Pataudi’s leadership is well-appreciated but his batting is engulfed by the wistful and ultimately pointless nostalgia of what might have been.

What if, for instance, he had not lost sight in one eye in a road accident six months before his debut in December 1961? How good could he have been?

The conventional answer is, considerably better than an average of 34.91 from 46 Tests. Not so, or, going on Impact Index figures, we have been looking at that answer the wrong way.

What their stats reveal is slightly and pleasantly startling. No batsman in the history of Test cricket absorbed greater pressure of falling wickets when he came in to bat than Pataudi (taking a minimum of 40 Tests played by a batsman). Not even renowned batting strong men such as Andy Flower or Brian Lara.

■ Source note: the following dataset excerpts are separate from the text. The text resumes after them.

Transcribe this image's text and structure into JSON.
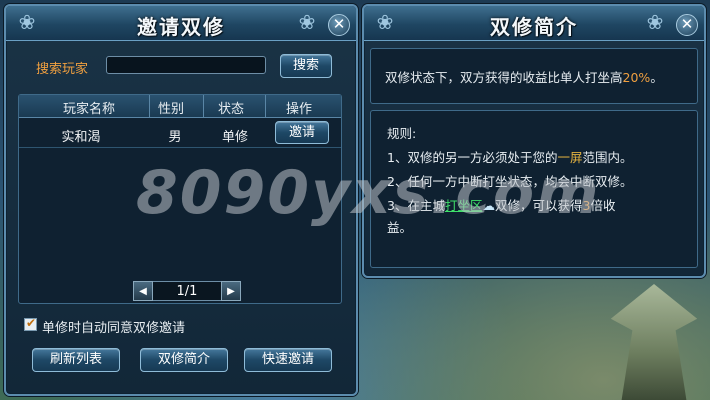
{
  "invite_panel": {
    "title": "邀请双修",
    "search_label": "搜索玩家",
    "search_value": "",
    "search_button": "搜索",
    "columns": [
      "玩家名称",
      "性别",
      "状态",
      "操作"
    ],
    "rows": [
      {
        "name": "实和渴",
        "gender": "男",
        "status": "单修",
        "action": "邀请"
      }
    ],
    "pagination": {
      "page": "1/1",
      "prev": "◀",
      "next": "▶"
    },
    "auto_agree_checked": true,
    "auto_agree_label": "单修时自动同意双修邀请",
    "buttons": {
      "refresh": "刷新列表",
      "intro": "双修简介",
      "quick": "快速邀请"
    }
  },
  "intro_panel": {
    "title": "双修简介",
    "summary_pre": "双修状态下，双方获得的收益比单人打坐高",
    "summary_pct": "20%",
    "summary_post": "。",
    "rules_title": "规则:",
    "rule1_a": "1、双修的另一方必须处于您的",
    "rule1_hl": "一屏",
    "rule1_b": "范围内。",
    "rule2": "2、任何一方中断打坐状态，均会中断双修。",
    "rule3_a": "3、在主城",
    "rule3_link": "打坐区",
    "rule3_b": "双修，可以获得",
    "rule3_num": "3",
    "rule3_c": "倍收",
    "rule3_d": "益。"
  },
  "watermark": "8090yxs.com",
  "colors": {
    "highlight_orange": "#f0a040",
    "link_green": "#3fe06a",
    "gold": "#e0b040"
  }
}
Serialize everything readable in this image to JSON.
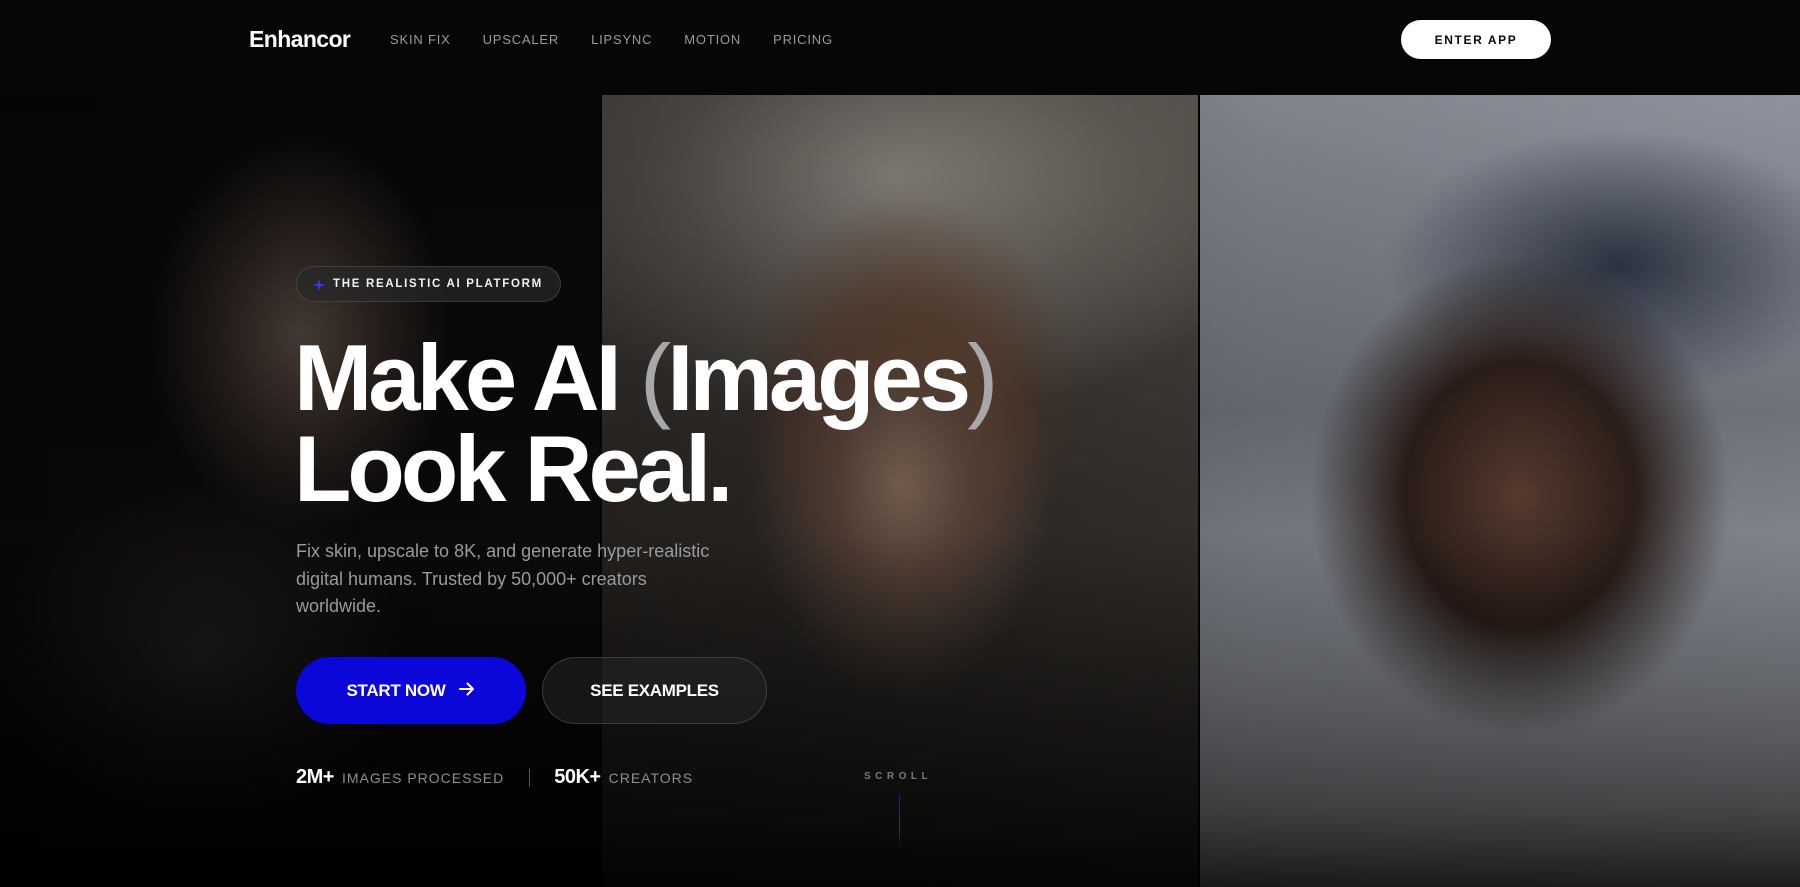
{
  "nav": {
    "logo": "Enhancor",
    "links": [
      "SKIN FIX",
      "UPSCALER",
      "LIPSYNC",
      "MOTION",
      "PRICING"
    ],
    "cta": "ENTER APP"
  },
  "hero": {
    "badge": "THE REALISTIC AI PLATFORM",
    "headline": {
      "line1_pre": "Make AI ",
      "paren_open": "(",
      "paren_word": "Images",
      "paren_close": ")",
      "line2": "Look Real."
    },
    "subtext": "Fix skin, upscale to 8K, and generate hyper-realistic digital humans. Trusted by 50,000+ creators worldwide.",
    "primary_button": "START NOW",
    "secondary_button": "SEE EXAMPLES",
    "stats": [
      {
        "value": "2M+",
        "label": "IMAGES PROCESSED"
      },
      {
        "value": "50K+",
        "label": "CREATORS"
      }
    ],
    "scroll_label": "SCROLL"
  },
  "colors": {
    "accent": "#0a07d8",
    "background": "#060606"
  }
}
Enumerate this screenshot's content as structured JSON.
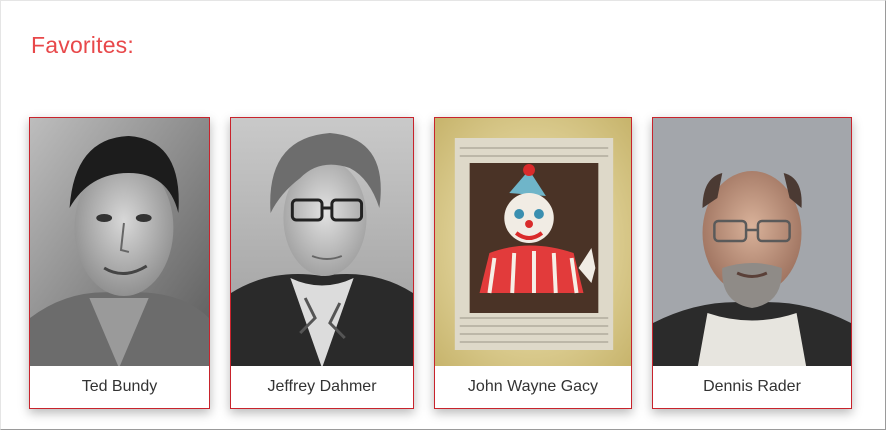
{
  "section": {
    "title": "Favorites:",
    "title_color": "#e8484a",
    "card_border_color": "#c8232c"
  },
  "cards": [
    {
      "name": "Ted Bundy",
      "image": "black-and-white portrait photo"
    },
    {
      "name": "Jeffrey Dahmer",
      "image": "black-and-white yearbook photo with glasses"
    },
    {
      "name": "John Wayne Gacy",
      "image": "clown painting on newspaper"
    },
    {
      "name": "Dennis Rader",
      "image": "color mugshot photo"
    }
  ]
}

“Pataudi scored tough runs, more than anybody else in the world in that period,” the Index found.

“In fact, he was the third-highest impact batsman in the world [from 1964-68], after Garry Sobers and Ken Barrington, partly because of his extremely high pressure ­impact.”

It is the kind of finding that the opinion-polarising Misbah-ul-Haq and his fans might have a lot of time for.

My early favourite in the series, though, is one that appears today. Pakistan have had some wonderful spinners, but it is a surprise that spinner Iqbal Qasim has come out, by some measure, as their greatest.

Qasim emerges as the bowler with the second-highest impact in Tests for Pakistan, behind Imran.

That sounds wrong, especially as his career ran as a sideshow to Abdul Qadir’s, widely considered Pakistan’s greatest spinner.

Qadir was liberally – sometimes excessively – feted because of the novelty at that time of his art. Qasim was boring old left-arm spin, of which there was a flood in Pakistan at the time; on some days he was not even the best of his kind for his domestic side.

There is, however, solid reasoning behind Qasim’s rating, most significantly that he was a more stable contributor than Qadir and put in some seminal clutch performances in series-winning Tests.

There is more. Qasim was no great shakes with the bat but, as tail-enders go, he was dogged and not easily dismissed.

It turns out that a couple of his match-saving hands place him as the player with the third-highest impact in Tests in Pakistan’s history, which is astonishing, but not offensive.

If nothing else, it is a much-needed, deeper appreciation and if such a list similarly shines a starrier light on cricket’s lesser cast, that is no bad thing.